Lee Ya-Ting, Chiu Herng-Chia, Su Ho-Ming, Voon Wen-Chol, Lin Tsung-Hsien, Lai Wen-Ter, Sheu Sheng-Hsiung
Division of Nephrology, Department of Pediatrics, Kaohsiung Medical University Hospital, Kaohsiung, Taiwan.
J Am Geriatr Soc. 2008 Apr;56(4):718-23. doi: 10.1111/j.1532-5415.2007.01628.x. Epub 2008 Feb 14.
To test the association between angiotensin-converting enzyme (ACE) insertion or deletion (I/D) polymorphism and decline of renal function in people aged 60 and older.
Population-based prospective study with 4-year follow-up.
Department of Internal Medicine and Family Medicine, Kaohsiung Medical University (KMU) Hospital and Graduate Institute of Medicine and Public Health, KMU.
Of 1,500 people screened, 193 subjects were enrolled, and 144 completed 4 years of follow-up, 112 non-diabetic normotensive elderly people were analyzed.

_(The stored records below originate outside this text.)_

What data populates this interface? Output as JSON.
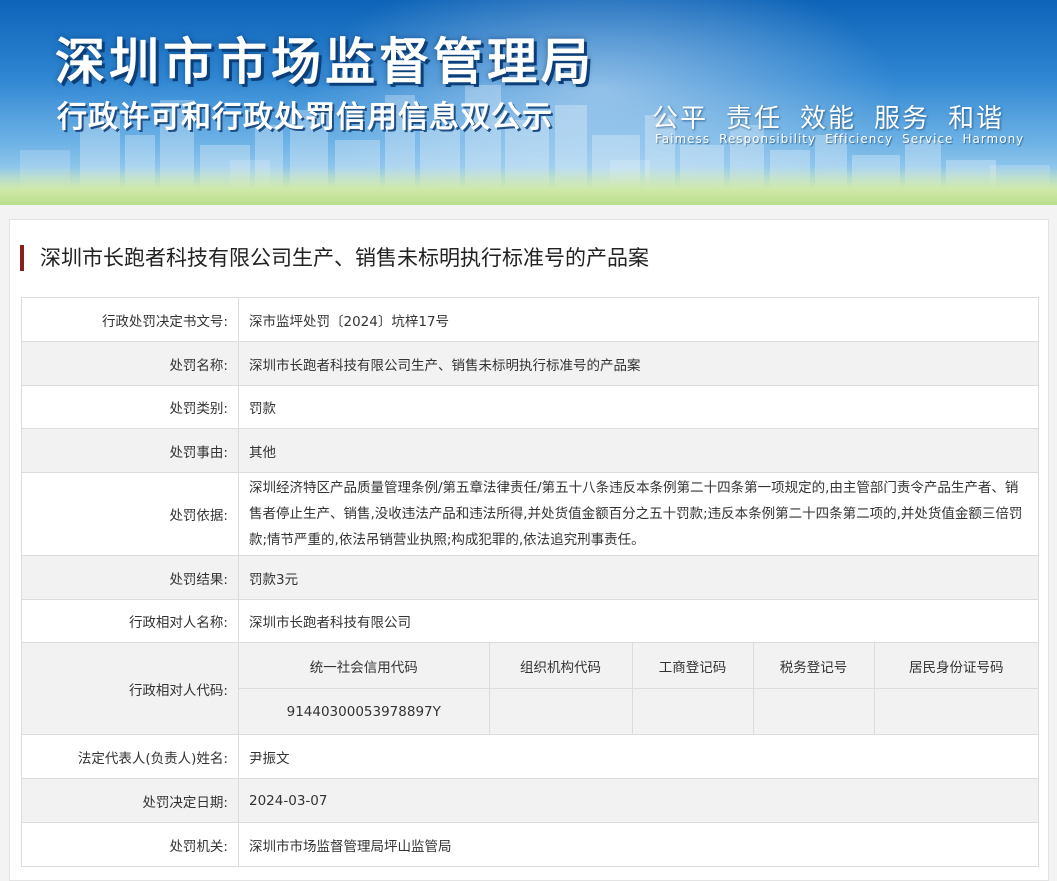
{
  "banner": {
    "title": "深圳市市场监督管理局",
    "subtitle": "行政许可和行政处罚信用信息双公示",
    "slogan": [
      "公平",
      "责任",
      "效能",
      "服务",
      "和谐"
    ],
    "slogan_en": [
      "Faimess",
      "Responsibility",
      "Efficiency",
      "Service",
      "Harmony"
    ]
  },
  "case_title": "深圳市长跑者科技有限公司生产、销售未标明执行标准号的产品案",
  "details": {
    "decision_no": {
      "label": "行政处罚决定书文号:",
      "value": "深市监坪处罚〔2024〕坑梓17号"
    },
    "penalty_name": {
      "label": "处罚名称:",
      "value": "深圳市长跑者科技有限公司生产、销售未标明执行标准号的产品案"
    },
    "penalty_type": {
      "label": "处罚类别:",
      "value": "罚款"
    },
    "penalty_reason": {
      "label": "处罚事由:",
      "value": "其他"
    },
    "penalty_basis": {
      "label": "处罚依据:",
      "value": "深圳经济特区产品质量管理条例/第五章法律责任/第五十八条违反本条例第二十四条第一项规定的,由主管部门责令产品生产者、销售者停止生产、销售,没收违法产品和违法所得,并处货值金额百分之五十罚款;违反本条例第二十四条第二项的,并处货值金额三倍罚款;情节严重的,依法吊销营业执照;构成犯罪的,依法追究刑事责任。"
    },
    "penalty_result": {
      "label": "处罚结果:",
      "value": "罚款3元"
    },
    "counterpart_name": {
      "label": "行政相对人名称:",
      "value": "深圳市长跑者科技有限公司"
    },
    "counterpart_code": {
      "label": "行政相对人代码:",
      "headers": [
        "统一社会信用代码",
        "组织机构代码",
        "工商登记码",
        "税务登记号",
        "居民身份证号码"
      ],
      "values": [
        "91440300053978897Y",
        "",
        "",
        "",
        ""
      ]
    },
    "legal_rep": {
      "label": "法定代表人(负责人)姓名:",
      "value": "尹振文"
    },
    "decision_date": {
      "label": "处罚决定日期:",
      "value": "2024-03-07"
    },
    "authority": {
      "label": "处罚机关:",
      "value": "深圳市市场监督管理局坪山监管局"
    }
  }
}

Subjects received biochemistry examination at baseline and at 2- and 4-year follow-ups. Serum creatinine and calculated renal parameters, including the Cockroft-Gault (CG) formula, the Jelliffe formula, and the Modification of Diet in Renal Disease (MDRD) Study equation, were used. Genetic polymorphism was analyzed according to the polymerase chain reaction.
The mean age+/-standard deviation of the subjects was 71.9+/-3.7 (range 60-81). Serum creatinine, CG creatinine clearance (CrCl), Jelliffe CrCl, and MDRD glomerular filtration rate (GFR) were significantly lower at the 2- and 4-year follow-ups (all P < or = .001). At the 4-year follow-up, the magnitude of declines of the above four renal parameters was significantly higher in subjects with the ACE D allele than in the non-D-allele carriers (P = .01, .01, .04, and .01 for creatinine, CG CrCl, Jelliffe CrCl, and MDRD GFR, respectively). This association was still significant in multivariate analyses (P < or = .02 for all parameters).
This longitudinal study showed the ACE I/D gene polymorphism might modulate renal function decline in elderly Chinese. This provides further knowledge essential in the assessment of renal disease and determination of renal function in older Chinese.
检测血管紧张素转换酶(ACE)插入/缺失(I/D)多态性与60岁及以上人群肾功能下降之间的关联。
基于人群的前瞻性研究,随访4年。
高雄医学大学(KMU)医院内科与家庭医学科以及KMU医学与公共卫生研究所。
在1500名筛查对象中,193名受试者被纳入研究,144名完成了4年随访,对112名非糖尿病正常血压老年人进行了分析。
受试者在基线以及随访2年和4年时接受生化检查。使用血清肌酐以及计算得出的肾脏参数,包括Cockcroft-Gault(CG)公式、Jelliffe公式和肾脏病饮食改良(MDRD)研究方程。根据聚合酶链反应分析基因多态性。
受试者的平均年龄±标准差为71.9±3.7(范围60 - 81岁)。在随访2年和4年时,血清肌酐、CG肌酐清除率(CrCl)、Jelliffe CrCl和MDRD肾小球滤过率(GFR)均显著降低(所有P≤0.001)。在4年随访时,ACE D等位基因携带者上述四项肾脏参数的下降幅度显著高于非D等位基因携带者(肌酐、CG CrCl、Jelliffe CrCl和MDRD GFR的P值分别为0.01、0.01、0.04和0.01)。在多变量分析中这种关联仍然显著(所有参数P≤0.02)。
这项纵向研究表明,ACE I/D基因多态性可能调节中国老年人的肾功能下降。这为评估中国老年人肾脏疾病和确定肾功能提供了重要的新知识。